Inexpensive way to add time series intensity in python pandas dataframe - python

I am trying to sum (and plot) a total from functions which change states at different times using Python's Pandas.DataFrame. For example:
Suppose we have 3 people whose states can be a) holding nothing, b) holding a 5 pound weight, and c) holding a 10 pound weight. Over time, these people pick weights up and put them down. I want to plot the total amount of weight being held. So, given:
My brute forece attempt:
import pandas as ps
import math
import numpy as np
person1=[3,0,10,10,10,10,10]
person2=[4,0,20,20,25,25,40]
person3=[5,0,5,5,15,15,40]
allPeopleDf=ps.DataFrame(np.array(zip(person1,person2,person3)).T)
allPeopleDf.columns=['count','start1', 'end1', 'start2', 'end2', 'start3','end3']
allPeopleDfNoCount=allPeopleDf[['start1', 'end1', 'start2', 'end2', 'start3','end3']]
uniqueTimes=sorted(ps.unique(allPeopleDfNoCount.values.ravel()))
possibleStates=[-1,0,1,2] #extra state 0 for initialization
stateData={}
comboStates={}
#initialize dict to add up all of the stateData
for time in uniqueTimes:
comboStates[time]=0.0
allPeopleDf['track']=-1
allPeopleDf['status']=-1
numberState=len(possibleStates)
starti=-1
endi=0
startState=0
for i in range(3):
starti=starti+2
print starti
endi=endi+2
for time in uniqueTimes:
def helper(row):
start=row[starti]
end=row[endi]
track=row[7]
if start <= time and time < end:
return possibleStates[i+1]
else:
return possibleStates[0]
def trackHelp(row):
status=row[8]
track=row[7]
if track<=status:
return status
else:
return track
def Multiplier(row):
x=row[8]
if x==0:
return 0.0*row[0]
if x==1:
return 5.0*row[0]
if x==2:
return 10.0*row[0]
if x==-1:#numeric place holder for non-contributing
return 0.0*row[0]
allPeopleDf['status']=allPeopleDf.apply(helper,axis=1)

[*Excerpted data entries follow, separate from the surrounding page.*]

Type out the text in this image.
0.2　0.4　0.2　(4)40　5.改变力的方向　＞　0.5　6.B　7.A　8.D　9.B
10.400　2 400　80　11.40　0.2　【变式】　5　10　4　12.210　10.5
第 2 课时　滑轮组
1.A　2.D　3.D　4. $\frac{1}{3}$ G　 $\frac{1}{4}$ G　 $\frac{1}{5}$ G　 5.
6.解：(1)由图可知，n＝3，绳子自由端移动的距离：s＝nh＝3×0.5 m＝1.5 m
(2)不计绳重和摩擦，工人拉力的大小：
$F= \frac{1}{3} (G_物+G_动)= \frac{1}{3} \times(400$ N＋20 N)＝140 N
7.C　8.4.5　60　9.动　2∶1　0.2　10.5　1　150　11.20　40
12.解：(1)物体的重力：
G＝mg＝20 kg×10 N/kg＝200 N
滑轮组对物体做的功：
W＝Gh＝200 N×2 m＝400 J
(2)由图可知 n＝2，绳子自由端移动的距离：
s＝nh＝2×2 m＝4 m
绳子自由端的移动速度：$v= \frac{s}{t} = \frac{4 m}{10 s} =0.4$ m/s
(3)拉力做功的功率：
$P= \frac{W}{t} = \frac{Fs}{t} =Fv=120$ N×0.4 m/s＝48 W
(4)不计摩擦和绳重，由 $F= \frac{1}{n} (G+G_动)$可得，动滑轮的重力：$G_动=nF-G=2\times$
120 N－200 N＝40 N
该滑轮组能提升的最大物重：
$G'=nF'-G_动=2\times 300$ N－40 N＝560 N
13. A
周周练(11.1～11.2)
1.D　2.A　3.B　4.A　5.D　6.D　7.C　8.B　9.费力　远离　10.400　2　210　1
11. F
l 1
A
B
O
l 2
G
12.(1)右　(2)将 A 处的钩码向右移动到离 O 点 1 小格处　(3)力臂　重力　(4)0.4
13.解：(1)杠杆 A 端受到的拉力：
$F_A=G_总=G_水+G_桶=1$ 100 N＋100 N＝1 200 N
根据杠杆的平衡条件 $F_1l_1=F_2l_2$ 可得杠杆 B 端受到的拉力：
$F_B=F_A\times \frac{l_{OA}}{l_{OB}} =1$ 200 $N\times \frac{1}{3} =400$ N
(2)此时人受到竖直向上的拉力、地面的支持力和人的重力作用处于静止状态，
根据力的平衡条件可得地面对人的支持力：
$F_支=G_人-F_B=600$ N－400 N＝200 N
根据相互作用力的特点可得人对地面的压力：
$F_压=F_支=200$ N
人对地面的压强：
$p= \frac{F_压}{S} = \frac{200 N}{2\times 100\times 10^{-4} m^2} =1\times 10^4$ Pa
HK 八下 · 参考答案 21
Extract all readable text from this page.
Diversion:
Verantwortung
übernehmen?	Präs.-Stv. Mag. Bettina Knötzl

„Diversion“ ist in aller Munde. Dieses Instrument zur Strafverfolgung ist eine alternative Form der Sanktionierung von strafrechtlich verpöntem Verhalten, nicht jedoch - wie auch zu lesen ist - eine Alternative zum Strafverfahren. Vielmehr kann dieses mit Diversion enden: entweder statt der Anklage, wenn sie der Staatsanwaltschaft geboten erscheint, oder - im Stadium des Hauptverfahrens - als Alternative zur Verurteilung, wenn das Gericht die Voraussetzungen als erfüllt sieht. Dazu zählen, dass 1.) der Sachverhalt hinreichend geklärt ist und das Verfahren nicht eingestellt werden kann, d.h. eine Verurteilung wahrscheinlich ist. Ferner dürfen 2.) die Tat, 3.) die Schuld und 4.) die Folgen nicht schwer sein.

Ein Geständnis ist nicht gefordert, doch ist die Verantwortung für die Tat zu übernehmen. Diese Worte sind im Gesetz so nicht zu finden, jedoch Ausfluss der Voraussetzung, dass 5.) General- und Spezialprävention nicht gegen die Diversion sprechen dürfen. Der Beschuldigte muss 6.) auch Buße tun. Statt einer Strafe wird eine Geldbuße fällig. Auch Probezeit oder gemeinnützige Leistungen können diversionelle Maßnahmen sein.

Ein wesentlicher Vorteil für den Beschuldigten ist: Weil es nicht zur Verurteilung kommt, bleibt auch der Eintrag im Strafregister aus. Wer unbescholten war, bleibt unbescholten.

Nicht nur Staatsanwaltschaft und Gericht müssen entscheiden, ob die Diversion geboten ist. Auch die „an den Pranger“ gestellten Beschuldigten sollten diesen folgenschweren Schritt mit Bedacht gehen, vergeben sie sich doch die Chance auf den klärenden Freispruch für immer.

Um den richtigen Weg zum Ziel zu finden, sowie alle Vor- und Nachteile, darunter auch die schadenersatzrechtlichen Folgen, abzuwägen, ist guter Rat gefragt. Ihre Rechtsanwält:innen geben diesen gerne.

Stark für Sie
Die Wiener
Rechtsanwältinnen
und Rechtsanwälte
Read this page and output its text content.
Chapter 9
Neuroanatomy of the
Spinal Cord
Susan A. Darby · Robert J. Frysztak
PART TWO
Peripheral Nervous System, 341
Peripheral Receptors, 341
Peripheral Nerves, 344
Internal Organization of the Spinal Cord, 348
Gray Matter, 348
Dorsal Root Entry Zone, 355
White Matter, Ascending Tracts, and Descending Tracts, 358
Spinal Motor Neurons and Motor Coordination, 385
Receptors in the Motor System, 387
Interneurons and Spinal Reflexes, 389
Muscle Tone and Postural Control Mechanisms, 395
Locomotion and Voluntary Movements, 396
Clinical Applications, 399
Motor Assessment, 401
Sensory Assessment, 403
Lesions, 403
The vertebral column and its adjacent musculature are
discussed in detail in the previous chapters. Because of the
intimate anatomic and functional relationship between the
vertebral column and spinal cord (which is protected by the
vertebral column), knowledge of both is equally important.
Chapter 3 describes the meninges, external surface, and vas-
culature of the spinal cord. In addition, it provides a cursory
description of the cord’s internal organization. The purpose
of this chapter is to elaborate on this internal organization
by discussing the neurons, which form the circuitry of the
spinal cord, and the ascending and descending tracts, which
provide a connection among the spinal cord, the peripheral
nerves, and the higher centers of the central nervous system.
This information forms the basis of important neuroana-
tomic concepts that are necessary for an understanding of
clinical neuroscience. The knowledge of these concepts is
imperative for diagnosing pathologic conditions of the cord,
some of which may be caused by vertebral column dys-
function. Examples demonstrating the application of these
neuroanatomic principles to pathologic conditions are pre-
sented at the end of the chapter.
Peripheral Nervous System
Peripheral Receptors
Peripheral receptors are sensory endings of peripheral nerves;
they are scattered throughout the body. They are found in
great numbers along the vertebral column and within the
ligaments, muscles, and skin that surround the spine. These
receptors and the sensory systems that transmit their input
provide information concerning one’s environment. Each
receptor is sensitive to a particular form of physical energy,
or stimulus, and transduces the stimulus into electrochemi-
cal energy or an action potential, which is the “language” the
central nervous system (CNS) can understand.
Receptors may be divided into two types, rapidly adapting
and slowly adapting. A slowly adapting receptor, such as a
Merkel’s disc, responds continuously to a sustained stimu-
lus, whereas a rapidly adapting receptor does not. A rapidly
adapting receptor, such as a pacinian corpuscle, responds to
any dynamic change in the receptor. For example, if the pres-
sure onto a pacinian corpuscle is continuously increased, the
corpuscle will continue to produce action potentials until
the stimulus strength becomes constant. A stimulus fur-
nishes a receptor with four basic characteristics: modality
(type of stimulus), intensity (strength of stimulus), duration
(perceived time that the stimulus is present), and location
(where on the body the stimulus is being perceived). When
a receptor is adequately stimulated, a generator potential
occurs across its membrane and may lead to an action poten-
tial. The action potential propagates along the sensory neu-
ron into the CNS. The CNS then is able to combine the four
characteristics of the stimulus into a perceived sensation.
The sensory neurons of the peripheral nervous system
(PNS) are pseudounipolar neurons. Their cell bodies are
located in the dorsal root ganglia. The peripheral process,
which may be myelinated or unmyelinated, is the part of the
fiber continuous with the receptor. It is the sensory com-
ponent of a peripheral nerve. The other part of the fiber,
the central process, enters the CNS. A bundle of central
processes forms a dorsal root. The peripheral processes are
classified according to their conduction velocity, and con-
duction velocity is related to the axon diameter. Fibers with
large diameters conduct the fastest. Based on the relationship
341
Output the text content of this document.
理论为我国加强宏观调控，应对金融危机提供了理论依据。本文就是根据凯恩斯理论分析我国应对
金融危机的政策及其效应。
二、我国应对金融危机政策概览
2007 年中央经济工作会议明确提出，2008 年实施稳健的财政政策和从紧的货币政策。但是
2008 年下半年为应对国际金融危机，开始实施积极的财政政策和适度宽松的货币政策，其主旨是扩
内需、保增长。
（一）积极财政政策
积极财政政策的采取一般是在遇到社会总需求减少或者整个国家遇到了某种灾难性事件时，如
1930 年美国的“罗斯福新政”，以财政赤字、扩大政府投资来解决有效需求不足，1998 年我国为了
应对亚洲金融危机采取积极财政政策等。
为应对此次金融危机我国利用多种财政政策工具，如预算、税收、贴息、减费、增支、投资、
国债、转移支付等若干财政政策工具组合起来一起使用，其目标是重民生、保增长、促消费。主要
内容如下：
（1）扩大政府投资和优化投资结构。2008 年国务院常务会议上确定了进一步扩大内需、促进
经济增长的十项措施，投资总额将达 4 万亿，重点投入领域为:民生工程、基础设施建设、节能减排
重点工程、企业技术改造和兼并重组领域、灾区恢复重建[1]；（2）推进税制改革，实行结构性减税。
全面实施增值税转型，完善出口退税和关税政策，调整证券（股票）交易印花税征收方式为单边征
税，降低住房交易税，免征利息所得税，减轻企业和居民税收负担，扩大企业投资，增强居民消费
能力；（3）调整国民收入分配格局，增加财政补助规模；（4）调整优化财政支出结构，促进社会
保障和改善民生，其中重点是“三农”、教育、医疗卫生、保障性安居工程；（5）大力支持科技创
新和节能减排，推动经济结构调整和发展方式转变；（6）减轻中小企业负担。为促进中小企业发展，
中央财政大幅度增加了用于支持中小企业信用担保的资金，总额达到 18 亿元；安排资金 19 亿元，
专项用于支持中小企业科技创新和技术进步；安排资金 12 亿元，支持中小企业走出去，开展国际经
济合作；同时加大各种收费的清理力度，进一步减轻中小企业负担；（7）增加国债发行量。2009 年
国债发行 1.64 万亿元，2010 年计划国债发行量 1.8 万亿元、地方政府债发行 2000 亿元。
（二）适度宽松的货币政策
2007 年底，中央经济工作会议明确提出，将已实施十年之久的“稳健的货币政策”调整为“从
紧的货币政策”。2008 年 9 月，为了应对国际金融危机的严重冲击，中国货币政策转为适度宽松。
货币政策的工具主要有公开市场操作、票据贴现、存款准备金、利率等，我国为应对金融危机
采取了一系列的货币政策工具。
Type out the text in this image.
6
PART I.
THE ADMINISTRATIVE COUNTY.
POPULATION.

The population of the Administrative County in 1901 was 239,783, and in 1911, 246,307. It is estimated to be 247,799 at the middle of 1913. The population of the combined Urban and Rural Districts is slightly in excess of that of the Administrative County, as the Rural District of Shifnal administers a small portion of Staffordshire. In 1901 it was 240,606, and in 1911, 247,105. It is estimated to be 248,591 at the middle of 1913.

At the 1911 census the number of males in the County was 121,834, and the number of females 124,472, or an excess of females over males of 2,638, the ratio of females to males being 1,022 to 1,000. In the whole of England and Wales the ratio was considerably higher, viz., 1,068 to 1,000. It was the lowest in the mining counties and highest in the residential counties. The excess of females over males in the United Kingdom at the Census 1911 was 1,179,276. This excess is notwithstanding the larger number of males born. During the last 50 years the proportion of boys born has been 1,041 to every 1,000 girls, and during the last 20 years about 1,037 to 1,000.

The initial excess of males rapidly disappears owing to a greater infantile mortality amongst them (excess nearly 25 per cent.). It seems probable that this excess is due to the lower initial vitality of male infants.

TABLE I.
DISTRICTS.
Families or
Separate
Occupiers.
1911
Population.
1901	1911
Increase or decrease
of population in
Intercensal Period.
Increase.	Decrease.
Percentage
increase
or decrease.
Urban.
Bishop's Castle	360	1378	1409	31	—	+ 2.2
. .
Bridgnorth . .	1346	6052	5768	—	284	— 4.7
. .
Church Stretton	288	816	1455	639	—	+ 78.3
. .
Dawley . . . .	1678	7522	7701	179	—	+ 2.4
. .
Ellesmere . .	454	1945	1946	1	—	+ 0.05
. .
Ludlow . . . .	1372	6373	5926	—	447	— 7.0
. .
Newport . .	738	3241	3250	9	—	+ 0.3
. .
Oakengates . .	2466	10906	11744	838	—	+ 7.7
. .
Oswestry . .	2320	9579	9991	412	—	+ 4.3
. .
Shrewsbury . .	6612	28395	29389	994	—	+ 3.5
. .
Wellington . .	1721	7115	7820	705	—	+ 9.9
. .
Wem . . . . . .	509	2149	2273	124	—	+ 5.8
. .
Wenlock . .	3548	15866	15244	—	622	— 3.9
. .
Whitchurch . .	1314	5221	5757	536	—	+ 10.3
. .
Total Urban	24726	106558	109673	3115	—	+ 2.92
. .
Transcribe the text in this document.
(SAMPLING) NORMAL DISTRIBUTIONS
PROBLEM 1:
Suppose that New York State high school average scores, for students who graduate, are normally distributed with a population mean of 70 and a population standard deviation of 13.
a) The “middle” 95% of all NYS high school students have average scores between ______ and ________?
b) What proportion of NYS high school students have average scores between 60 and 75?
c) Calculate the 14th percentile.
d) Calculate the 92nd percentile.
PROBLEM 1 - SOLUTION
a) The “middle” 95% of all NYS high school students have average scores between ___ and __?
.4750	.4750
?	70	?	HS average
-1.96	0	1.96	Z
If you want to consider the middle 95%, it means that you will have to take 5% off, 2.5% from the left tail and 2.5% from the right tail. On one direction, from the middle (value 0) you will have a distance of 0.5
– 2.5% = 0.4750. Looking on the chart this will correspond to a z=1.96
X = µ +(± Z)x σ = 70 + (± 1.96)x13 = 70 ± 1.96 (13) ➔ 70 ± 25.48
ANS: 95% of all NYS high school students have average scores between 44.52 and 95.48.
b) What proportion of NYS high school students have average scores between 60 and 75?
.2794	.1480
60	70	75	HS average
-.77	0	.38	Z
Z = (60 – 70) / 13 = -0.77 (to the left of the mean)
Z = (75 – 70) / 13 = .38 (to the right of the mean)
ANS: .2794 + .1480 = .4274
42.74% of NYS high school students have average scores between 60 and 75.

allPeopleDf['track']=allPeopleDf.apply(trackHelp,axis=1)
stateData[time]=allPeopleDf.apply(Multiplier,axis=1).sum()
for k,v in stateData.iteritems():
comboStates[k]=comboStates.get(k,0)+v
print allPeopleDf
print stateData
print comboStates
Plots of weight being held over time might look like the following:
And the sum of the intensities over time might look like the black line in the following:
with the black line defined with the Cartesian points: (0,0 lbs),(5,0 lbs),(5,5 lbs),(15,5 lbs),(15,10 lbs),(20,10 lbs),(20,15 lbs),(25,15 lbs),(25,20 lbs),(40,20 lbs). However, I'm flexible and don't necessarily need to define the combined intensity line as a set of Cartesian points. The unique times can be found with:
print list(set(uniqueTimes).intersection(allNoCountT[1].values.ravel())).sort()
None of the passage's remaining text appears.